1 courgette. Sliced into circles.
Batter mix from the Bero Home Recipes book.
100g (4oz) Plain Flour
2 x 5ml spoon (2 tsp) baking powder
Pinch of salt
150ml (1/4 pint) water.
1 x 15ml (1 tsp)
|Frying tonight, potatoes and courgettes|
1. Mix flour, baking powder and salt. Gradually beat in water and oil.
2. Heat up a pan of vegetable oil, make sure the oil is hot before frying. Oil that is too cool will make the specials stick to the pan.
3. Dip potatoes and courgettes into the batter mix.
4. Fry potatoes and courgettes until they are cooked through. You can test them with the tip of a sharp knife, if they yield and feel soft they are cooked. If they are hard, they need longer.
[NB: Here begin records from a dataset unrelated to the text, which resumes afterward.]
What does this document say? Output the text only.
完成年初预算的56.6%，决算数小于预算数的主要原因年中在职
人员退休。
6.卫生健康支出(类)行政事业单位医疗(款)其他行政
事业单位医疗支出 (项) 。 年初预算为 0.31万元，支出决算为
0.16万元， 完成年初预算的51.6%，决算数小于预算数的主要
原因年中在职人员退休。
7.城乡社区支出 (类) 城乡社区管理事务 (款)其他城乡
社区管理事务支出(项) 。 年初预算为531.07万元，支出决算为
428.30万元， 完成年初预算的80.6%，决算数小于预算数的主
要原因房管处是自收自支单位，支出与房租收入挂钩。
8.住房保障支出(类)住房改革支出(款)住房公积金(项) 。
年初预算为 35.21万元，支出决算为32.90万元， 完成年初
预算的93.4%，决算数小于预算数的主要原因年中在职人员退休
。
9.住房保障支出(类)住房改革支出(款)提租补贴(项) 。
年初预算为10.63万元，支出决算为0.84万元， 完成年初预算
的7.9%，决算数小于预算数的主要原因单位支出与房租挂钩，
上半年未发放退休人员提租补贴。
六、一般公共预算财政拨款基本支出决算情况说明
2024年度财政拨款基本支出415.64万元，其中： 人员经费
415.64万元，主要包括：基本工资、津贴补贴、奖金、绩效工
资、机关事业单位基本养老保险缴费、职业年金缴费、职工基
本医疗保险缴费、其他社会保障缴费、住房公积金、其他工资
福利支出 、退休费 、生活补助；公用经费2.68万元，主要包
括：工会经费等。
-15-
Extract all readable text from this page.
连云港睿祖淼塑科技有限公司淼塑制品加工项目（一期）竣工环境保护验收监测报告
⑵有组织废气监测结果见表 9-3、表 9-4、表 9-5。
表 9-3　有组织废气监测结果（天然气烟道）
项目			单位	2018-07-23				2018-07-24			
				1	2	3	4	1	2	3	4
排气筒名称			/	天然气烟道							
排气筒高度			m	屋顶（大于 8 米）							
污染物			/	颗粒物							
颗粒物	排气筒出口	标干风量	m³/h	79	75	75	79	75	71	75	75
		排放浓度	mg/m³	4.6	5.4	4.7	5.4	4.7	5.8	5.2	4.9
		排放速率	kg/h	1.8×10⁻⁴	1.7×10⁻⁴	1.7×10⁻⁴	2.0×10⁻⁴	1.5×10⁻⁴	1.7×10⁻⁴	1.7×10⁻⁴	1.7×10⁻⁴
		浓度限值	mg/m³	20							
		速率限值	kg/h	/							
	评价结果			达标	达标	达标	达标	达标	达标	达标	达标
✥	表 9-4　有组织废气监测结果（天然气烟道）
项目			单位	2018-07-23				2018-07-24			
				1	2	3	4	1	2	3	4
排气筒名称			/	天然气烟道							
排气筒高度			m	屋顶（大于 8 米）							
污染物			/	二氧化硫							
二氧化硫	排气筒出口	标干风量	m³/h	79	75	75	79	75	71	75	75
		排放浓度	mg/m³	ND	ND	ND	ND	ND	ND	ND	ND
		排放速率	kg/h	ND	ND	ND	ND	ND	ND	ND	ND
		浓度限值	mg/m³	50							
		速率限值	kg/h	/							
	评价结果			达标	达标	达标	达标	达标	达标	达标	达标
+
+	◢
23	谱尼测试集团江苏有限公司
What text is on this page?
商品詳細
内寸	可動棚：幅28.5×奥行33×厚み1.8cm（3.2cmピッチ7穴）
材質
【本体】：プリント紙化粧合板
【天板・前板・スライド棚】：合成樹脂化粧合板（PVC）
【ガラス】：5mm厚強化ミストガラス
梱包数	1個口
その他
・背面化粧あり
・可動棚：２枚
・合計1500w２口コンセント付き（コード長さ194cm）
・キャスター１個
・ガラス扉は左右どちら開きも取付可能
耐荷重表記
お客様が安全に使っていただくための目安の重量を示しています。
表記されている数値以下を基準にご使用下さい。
|Vegetables fried and tasty|
These are my potato and courgette specials with a squirt of tomato ketchup on the side. I advise you do small batches and don't overload the pan, this avoids steaming and means you can eat as you go. You won't feel so guilty about eating fried food then. Then again, you won't feel guilty about eating these specials.